Rapper Joe Budden Won’t Apologize for Pro-Violence Usher Remix Song

National   |   Steven Ertelt   |   Jul 8, 2004   |   9:00AM   |   WASHINGTON, DC

Rapper Joe Budden Won’t Apologize for Pro-Violence Usher Remix Song

by Steven Ertelt
LifeNews.com Editor
July 8, 2004

New York, NY (LifeNews.com) — Rap artist Joe Budden isn’t apologizing for his tweaking of a hit song from acclaimed R&B artist Usher that advocates abortion and violence against pregnant woman. The Budden song, which is receiving radio airplay, has drawn criticism from African-American and women’s groups following its release.

"Pray that she abort that, If she’s talkin’ ’bout keepin’ it / One hit to the stomach, She’s leakin’ it," Budden sings in a remix of an Usher song currently number two on the Billboard charts.

"Its some mixtape s*** that didn’t even travel too far," Budden told AllHipHop.com about the song. "Everybody’s heard the original Usher song and I’m just saying what a guy’s mindstate is when he’s put in that situation. Like it or not, that’s a guy’s mind state. That’s how it can be when you are put in a powerless situation."

Usher’s latest album, Confessions, has topped the sales charts, selling more than four million copies in only 11 weeks after its release.

However Budden’s remix of the hit song, "Confessions, Part II" is drawing complaints.

In the original, currently number two on Billboard’s pop charts, Usher’s "confession" is that he has had an illicit relationship with another woman. The mistress reveals she is three months pregnant and plans to keep the baby.

However, Budden adds additional lyrics to the song, not found in the original on Usher’s album, saying he hopes she will abort the baby and, if not, he will beat her to cause the baby’s death.

But Budden denies he is advocating violence against pregnant women.

"Its real funny how these people grab what they want to grab," he told the rap news web site. "The lyrics don’t support beating on women. I don’t even say that I am beating on women."

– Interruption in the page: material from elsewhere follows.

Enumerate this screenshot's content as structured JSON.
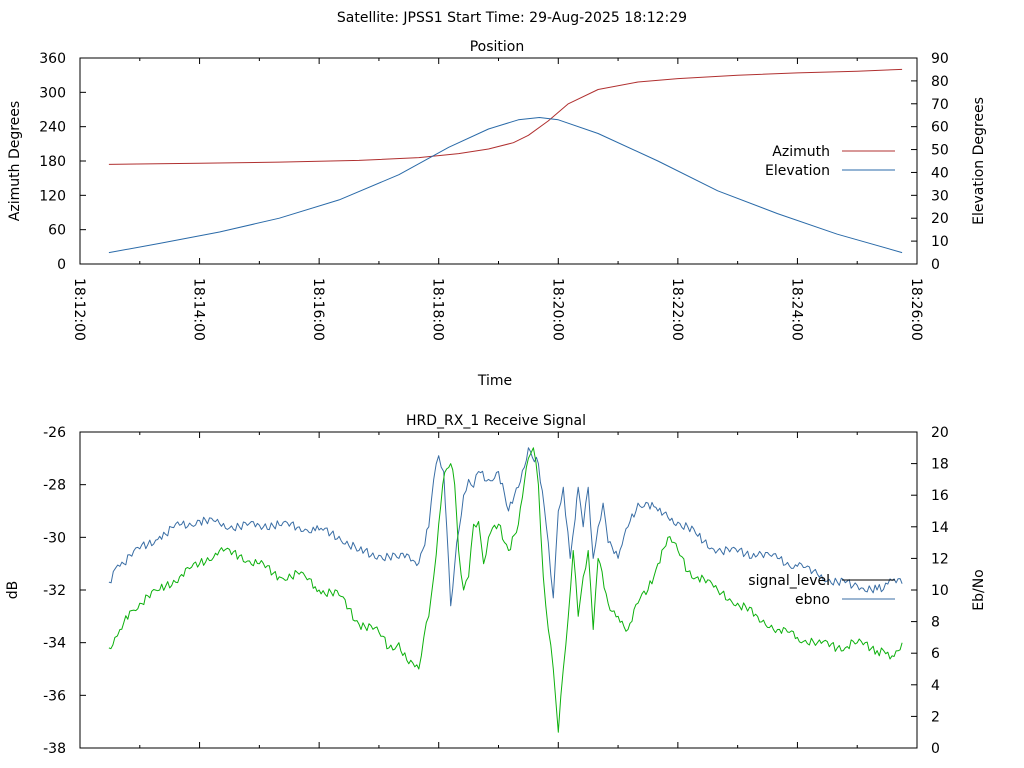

But Day Gardner, director of Black Americans for Life, an African-American pro-life group, says the lyrics are "demeaning and outright violent toward both women and unborn children."

"It is appalling to suggest that a man attack a woman to cause the death of her unborn child," Gardner said. "As women and as mothers, we simply cannot allow ourselves or our unborn children to be treated as objects of such abuse."

Ironically, Budden himself was a victim of domestic violence when a former girlfriend stabbed him, nearly killing him in the process.

Still, Budden won’t back down from the additional lyrics he added to the song.

"When you get somebody pregnant, you can make suggestions, but the bottom line is they [women] have the end say-so," Budden told AllHipHop.com. "As a guy, you wonder ‘What can I do to take that power away?’ As negative as it is, that’s what comes to mind. That still doesn’t make [violence against women] alright and I don’t support that. In Hip-Hop, we talk about reality and what is the truth and that is the truth. I might stir up a lot of confusion, but if you don’t like it, turn it off."

When news of the song broke, Melissa Ashley, a spokeswoman for Usher’s publicist, told LifeNews.com she had no comment. She said she had not heard Budden’s remix version.

Usher’s label LaFace/Zomba records, and its parent, BMG Entertainment, referred requests for comment back to Usher’s publicist.

Calls from LifeNews.com to Budden’s label, Island/Def Jam Records, were not returned.

Gardner’s group is asking for calls to Usher’s label and for R&B radio stations to pull the remix from their playlists. Some stations have already added the Budden version to their rotation.

Usher recently set a record for the most weeks in a year spent at the top of the Billboard Hot 100 pop chart since it was unveiled in 1958.